Today in History (general history)/ On This Day in Confederate History/ Confederate general birthdays, July 12.

  Click 👉 Today in History ( general history) July 12.

On This Day in Confederate History, July 12.

1863: The bloodiest fighting of the Siege of Jackson, Miss. occurred on July 12. In the aftermath of the Siege of Vicksburg, Miss., Maj. Gen. W.T. Sherman moved three army corps to Jackson to confront Gen. Joseph E. Johnston's relief force, which was well entrenched. When the Federals assaulted the earthworks on the 12th, they ran into a hail storm of artillery fire from two batteries of 12 guns behind the Confederate infantry in the trenches and were signally repulsed. The Federals lost 68 men killed, 302 wounded, and 149 captured. The Confederate casualties totaled just seven.

1864: Valley Campaign of 1864: Lt. Gen. Jubal Early's 10,000-man Confederate Army continued skirmishing with Federals who are continuing to grow in strength. Early realizes a frontal assault would not be successful so he decides to withdraw that night. But he famously said, "Major, we didn't take Washington but we scared Abe Lincoln like hell."

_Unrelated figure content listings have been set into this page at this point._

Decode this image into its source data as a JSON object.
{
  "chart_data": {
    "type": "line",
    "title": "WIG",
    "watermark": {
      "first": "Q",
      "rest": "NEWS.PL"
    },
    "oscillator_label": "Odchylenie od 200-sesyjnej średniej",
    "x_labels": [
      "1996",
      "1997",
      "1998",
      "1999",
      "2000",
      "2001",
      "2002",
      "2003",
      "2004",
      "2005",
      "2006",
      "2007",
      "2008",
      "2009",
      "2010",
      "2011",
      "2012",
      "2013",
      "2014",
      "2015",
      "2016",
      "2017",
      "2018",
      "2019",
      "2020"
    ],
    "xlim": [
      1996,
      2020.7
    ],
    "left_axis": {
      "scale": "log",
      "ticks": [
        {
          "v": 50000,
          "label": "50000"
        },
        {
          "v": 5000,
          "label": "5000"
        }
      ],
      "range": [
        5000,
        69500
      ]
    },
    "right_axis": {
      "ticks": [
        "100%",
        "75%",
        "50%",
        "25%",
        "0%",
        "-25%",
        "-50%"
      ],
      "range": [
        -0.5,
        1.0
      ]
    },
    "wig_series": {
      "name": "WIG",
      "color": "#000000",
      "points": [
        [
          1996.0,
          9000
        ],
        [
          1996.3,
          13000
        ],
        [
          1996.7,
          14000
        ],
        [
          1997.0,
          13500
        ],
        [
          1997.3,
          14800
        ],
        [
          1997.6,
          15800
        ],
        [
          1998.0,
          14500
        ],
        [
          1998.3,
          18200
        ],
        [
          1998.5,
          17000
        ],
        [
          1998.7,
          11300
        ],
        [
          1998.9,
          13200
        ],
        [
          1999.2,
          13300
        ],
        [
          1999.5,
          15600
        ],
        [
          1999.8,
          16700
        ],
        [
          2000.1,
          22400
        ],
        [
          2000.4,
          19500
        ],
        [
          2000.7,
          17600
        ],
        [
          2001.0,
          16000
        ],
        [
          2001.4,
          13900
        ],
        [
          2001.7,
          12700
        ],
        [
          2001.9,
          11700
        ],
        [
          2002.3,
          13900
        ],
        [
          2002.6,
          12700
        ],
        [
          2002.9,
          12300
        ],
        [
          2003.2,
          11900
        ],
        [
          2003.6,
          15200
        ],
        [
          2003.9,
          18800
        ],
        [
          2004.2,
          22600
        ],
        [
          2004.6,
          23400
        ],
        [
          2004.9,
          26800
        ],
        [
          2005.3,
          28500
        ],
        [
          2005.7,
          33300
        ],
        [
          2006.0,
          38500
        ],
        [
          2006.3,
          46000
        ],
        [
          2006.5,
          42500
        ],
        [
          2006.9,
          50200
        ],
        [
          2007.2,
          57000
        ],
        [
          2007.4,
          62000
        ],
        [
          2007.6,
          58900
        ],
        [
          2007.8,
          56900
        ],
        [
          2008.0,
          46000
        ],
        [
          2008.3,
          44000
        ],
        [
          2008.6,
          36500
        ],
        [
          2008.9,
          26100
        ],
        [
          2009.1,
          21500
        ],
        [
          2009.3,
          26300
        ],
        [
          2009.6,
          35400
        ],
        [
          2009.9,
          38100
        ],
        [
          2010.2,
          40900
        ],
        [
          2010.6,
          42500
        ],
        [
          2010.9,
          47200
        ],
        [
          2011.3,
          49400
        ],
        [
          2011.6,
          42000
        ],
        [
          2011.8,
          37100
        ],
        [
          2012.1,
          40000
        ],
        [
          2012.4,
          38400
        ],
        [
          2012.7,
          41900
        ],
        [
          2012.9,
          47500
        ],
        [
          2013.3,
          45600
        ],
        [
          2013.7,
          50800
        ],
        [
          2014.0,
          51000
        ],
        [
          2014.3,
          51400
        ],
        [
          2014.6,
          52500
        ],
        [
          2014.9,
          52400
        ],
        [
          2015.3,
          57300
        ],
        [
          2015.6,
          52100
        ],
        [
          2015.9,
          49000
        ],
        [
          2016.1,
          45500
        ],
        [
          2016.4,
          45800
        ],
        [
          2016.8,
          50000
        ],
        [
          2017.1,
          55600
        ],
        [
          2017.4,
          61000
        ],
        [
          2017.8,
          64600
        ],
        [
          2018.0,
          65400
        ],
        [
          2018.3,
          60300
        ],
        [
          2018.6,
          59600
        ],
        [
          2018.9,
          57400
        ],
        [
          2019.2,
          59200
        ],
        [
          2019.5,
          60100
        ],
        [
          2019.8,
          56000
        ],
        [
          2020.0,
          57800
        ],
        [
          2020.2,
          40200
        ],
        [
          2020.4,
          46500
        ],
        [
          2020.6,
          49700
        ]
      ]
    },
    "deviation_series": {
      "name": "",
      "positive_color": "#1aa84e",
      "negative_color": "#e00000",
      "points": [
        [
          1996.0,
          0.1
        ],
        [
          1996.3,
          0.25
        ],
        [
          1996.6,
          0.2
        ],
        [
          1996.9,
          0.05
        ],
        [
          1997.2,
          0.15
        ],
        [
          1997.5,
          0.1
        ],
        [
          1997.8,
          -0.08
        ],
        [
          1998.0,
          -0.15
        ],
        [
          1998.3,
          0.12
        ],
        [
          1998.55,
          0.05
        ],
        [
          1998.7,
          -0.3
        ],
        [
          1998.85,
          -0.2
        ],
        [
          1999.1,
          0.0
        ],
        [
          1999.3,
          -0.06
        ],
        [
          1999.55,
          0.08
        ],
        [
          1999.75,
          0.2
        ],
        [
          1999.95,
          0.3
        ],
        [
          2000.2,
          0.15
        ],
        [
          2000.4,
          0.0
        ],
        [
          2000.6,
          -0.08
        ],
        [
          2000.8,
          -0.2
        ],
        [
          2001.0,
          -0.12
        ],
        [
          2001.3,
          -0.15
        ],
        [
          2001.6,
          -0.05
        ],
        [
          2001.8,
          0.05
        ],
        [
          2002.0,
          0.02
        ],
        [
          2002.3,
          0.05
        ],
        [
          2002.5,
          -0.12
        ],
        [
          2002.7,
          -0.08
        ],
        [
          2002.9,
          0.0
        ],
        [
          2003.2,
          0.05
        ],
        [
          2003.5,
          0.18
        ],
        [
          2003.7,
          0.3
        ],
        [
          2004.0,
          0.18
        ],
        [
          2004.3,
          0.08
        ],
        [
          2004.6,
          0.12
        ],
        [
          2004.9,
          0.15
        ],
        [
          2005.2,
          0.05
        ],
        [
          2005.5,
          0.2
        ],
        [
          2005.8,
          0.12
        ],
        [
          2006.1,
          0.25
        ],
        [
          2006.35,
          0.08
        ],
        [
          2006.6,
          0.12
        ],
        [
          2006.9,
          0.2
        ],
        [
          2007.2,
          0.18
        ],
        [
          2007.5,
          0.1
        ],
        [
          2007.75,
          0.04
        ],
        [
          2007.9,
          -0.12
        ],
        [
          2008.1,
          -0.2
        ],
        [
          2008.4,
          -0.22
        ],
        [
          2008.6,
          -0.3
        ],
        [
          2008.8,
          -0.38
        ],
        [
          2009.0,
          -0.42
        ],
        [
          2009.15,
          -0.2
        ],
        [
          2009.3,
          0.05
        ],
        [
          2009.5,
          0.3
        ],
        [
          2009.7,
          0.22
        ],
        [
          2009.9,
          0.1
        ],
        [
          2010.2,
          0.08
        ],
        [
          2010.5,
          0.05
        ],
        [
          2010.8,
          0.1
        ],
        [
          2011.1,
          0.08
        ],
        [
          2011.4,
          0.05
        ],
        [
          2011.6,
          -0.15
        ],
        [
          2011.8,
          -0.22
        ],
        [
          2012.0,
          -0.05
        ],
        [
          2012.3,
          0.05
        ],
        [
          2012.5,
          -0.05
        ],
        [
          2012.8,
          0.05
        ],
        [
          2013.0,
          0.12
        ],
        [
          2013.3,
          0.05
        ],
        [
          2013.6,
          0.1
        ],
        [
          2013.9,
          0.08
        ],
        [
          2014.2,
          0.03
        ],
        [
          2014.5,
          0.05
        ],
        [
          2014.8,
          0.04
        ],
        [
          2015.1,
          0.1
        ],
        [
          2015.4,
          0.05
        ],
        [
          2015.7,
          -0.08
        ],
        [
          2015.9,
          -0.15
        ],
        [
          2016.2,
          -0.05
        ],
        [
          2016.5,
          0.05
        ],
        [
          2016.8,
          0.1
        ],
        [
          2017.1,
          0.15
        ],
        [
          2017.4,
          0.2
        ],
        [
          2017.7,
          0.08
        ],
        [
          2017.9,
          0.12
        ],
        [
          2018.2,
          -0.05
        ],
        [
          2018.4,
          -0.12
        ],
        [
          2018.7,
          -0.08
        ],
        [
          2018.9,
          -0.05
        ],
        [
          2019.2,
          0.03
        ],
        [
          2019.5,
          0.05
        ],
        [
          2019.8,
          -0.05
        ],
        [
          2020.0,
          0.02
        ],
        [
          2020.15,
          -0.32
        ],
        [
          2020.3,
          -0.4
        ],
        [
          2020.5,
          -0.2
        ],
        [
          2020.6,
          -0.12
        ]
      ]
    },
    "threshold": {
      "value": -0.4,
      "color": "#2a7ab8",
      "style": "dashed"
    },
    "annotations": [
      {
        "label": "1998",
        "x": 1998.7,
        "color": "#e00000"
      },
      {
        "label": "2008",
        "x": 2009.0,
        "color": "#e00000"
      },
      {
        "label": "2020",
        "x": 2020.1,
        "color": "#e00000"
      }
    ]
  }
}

Confederate General Birthdays, July 12.

Lieutenant General Daniel Harvey Hill was born on this day in 1821 in York District, South Carolina. He graduated 28th in a class of 56 cadets from West Point in 1842. During the Mexican-American War, he has breveted a captain for gallantry in the battles of Contreas and Churubusco, and then major for his action in the Battle of Chapultepec. Hill resigned from the U.S. Army in 1849 and became a professor at Washington College in Lexington, Va. His wife's sister married Thomas J. Jackson of the Virginia Military Institute who would become better known as Stonewall Jackson in the war. During the war, Hill became colonel of the 1st North Carolina Infantry and was promoted to brigadier general on July 10, 1861. He then became a major general in the spring of 1862, and then a lieutenant general in 1863. Hill's battles and campaigns included Big Bethel, Seven Pines, Seven Days Battles, South Mountain, Sharpsburg, Fredericksburg, Gettysburg, Chickamauga, and Bentonville. Following the war, Hill became the editor of The Land We Love Magazine, which was published in Charlotte, N.C. He became president of the University of Arkansas in 1877, and then the president of the Military and Agricultural College in Milledgeville, Ga. Hill died Sept. 24, 1889, in Charlotte, N.C., and was buried in Davidson College Cemetery.